Steve Young is a precious treasure to pinball. He has been sitting on these damn things for probably 38 years waiting for me to start work on an old Stars with bent-to-shit metal rails.
Another great thing from Hawkesbury: a friend brought me 2 old Stern/Bally displays. One had a sticky that the 10s and 10000s were out. The other had no sticky. And at the flea market I bought one that was degassing for $5. One of these would do the trick!
I popped in the one with no sticky and it works!
Now, if we look closely, we can see that it is not perfect:
|note the damage to some digit segments|
But hey it's readable, bright, and better than no score. And only $5 was spent!
I took a look at the display that had the 10s and 10000s out. Do you think you can spot where the problem might be?
I think I am going to also order some replacement fuses.
Check the fuse chart in the machine. Most pinball machines use slow-blow fuses, but the early Sterns are one of my first odd-duck examples. the slow-blow fuses are marked, so the rest of the fuses here are fast blow.
Lord Of The Rings:
LOTR was down for want of the gollum hole.
Or, as a friend exclaimed "GOLLUM'S HOLE IS BROKEN!" as she laughed to herself.

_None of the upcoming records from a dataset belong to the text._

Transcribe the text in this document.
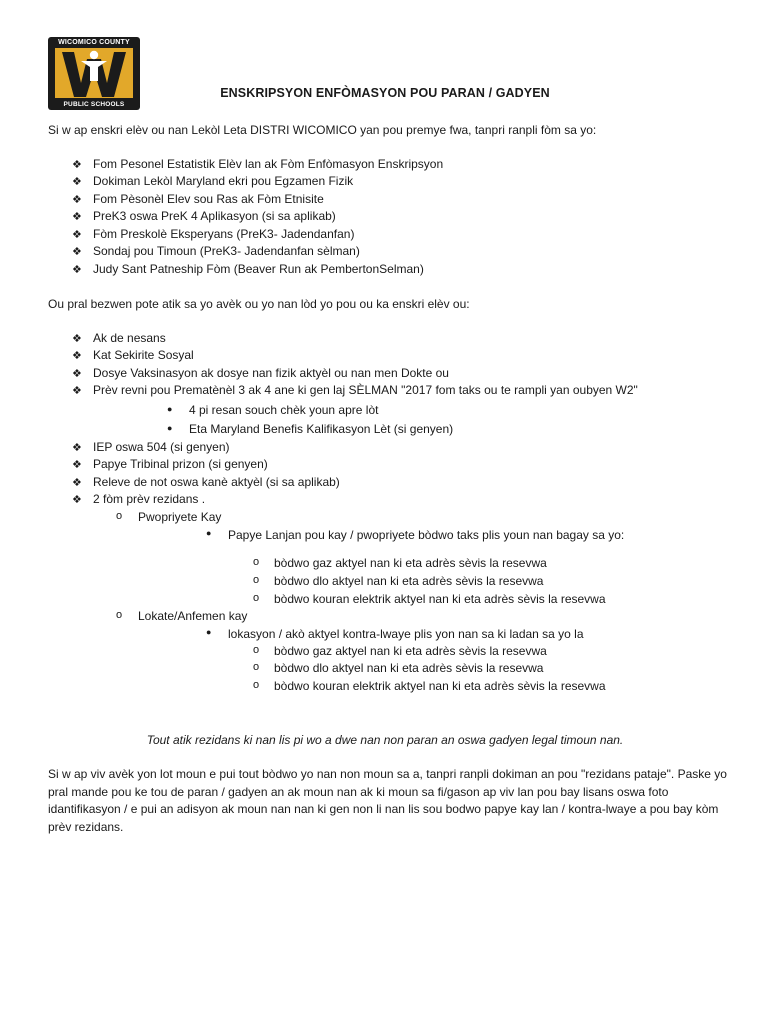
WICOMICO COUNTY
PUBLIC SCHOOLS
ENSKRIPSYON ENFÒMASYON POU PARAN / GADYEN
Si w ap enskri elèv ou nan Lekòl Leta DISTRI WICOMICO yan pou premye fwa, tanpri ranpli fòm sa yo:
❖ Fom Pesonel Estatistik Elèv lan ak Fòm Enfòmasyon Enskripsyon
❖ Dokiman Lekòl Maryland ekri pou Egzamen Fizik
❖ Fom Pèsonèl Elev sou Ras ak Fòm Etnisite
❖ PreK3 oswa PreK 4 Aplikasyon (si sa aplikab)
❖ Fòm Preskolè Eksperyans (PreK3- Jadendanfan)
❖ Sondaj pou Timoun (PreK3- Jadendanfan sèlman)
❖ Judy Sant Patneship Fòm (Beaver Run ak PembertonSelman)
Ou pral bezwen pote atik sa yo avèk ou yo nan lòd yo pou ou ka enskri elèv ou:
❖ Ak de nesans
❖ Kat Sekirite Sosyal
❖ Dosye Vaksinasyon ak dosye nan fizik aktyèl ou nan men Dokte ou
❖ Prèv revni pou Prematènèl 3 ak 4 ane ki gen laj SÈLMAN "2017 fom taks ou te rampli yan oubyen W2"
● 4 pi resan souch chèk youn apre lòt
● Eta Maryland Benefis Kalifikasyon Lèt (si genyen)
❖ IEP oswa 504 (si genyen)
❖ Papye Tribinal prizon (si genyen)
❖ Releve de not oswa kanè aktyèl (si sa aplikab)
❖ 2 fòm prèv rezidans .
o Pwopriyete Kay
● Papye Lanjan pou kay / pwopriyete bòdwo taks plis youn nan bagay sa yo:
o bòdwo gaz aktyel nan ki eta adrès sèvis la resevwa
o bòdwo dlo aktyel nan ki eta adrès sèvis la resevwa
o bòdwo kouran elektrik aktyel nan ki eta adrès sèvis la resevwa
o Lokate/Anfemen kay
● lokasyon / akò aktyel kontra-lwaye plis yon nan sa ki ladan sa yo la
o bòdwo gaz aktyel nan ki eta adrès sèvis la resevwa
o bòdwo dlo aktyel nan ki eta adrès sèvis la resevwa
o bòdwo kouran elektrik aktyel nan ki eta adrès sèvis la resevwa
Tout atik rezidans ki nan lis pi wo a dwe nan non paran an oswa gadyen legal timoun nan.
Si w ap viv avèk yon lot moun e pui tout bòdwo yo nan non moun sa a, tanpri ranpli dokiman an pou "rezidans pataje". Paske yo pral mande pou ke tou de paran / gadyen an ak moun nan ak ki moun sa fi/gason ap viv lan pou bay lisans oswa foto idantifikasyon / e pui an adisyon ak moun nan nan ki gen non li nan lis sou bodwo papye kay lan / kontra-lwaye a pou bay kòm prèv rezidans.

Well, Mr. Gollum, I will RESPECT your hole, and I ordered a replacement switch. At first I thought it was just out of shape and I could bend the wire to register properly, but no. With my multimeter in continuity mode, I checked the switch and there was no continuity when pressed.
The switches are kind of cool that they have their center connector, then you can connected to one node for NO (Normally Open) behaviour, or the other node for NC (Normally Closed). The NC terminals registered as expected, the NO one not at all.
Part got delivered to me in Hawkesbury the other weekend, and I was stymied by not being able to unscrew the darn switch screws:
I remembered something my tech friend Andrew taught me: when in doubt, tear the whole damn thing down.
So I disassembled the entire VUK assembly and removed it from the playfield. Only then, with a clear 90 degree angle on the plate, could I impact the nuts in any meaningful way.
Removed switch, desoldered, soldered in a new one, and reassembled. Then played my first game of LOTR in maybe a month. JOY!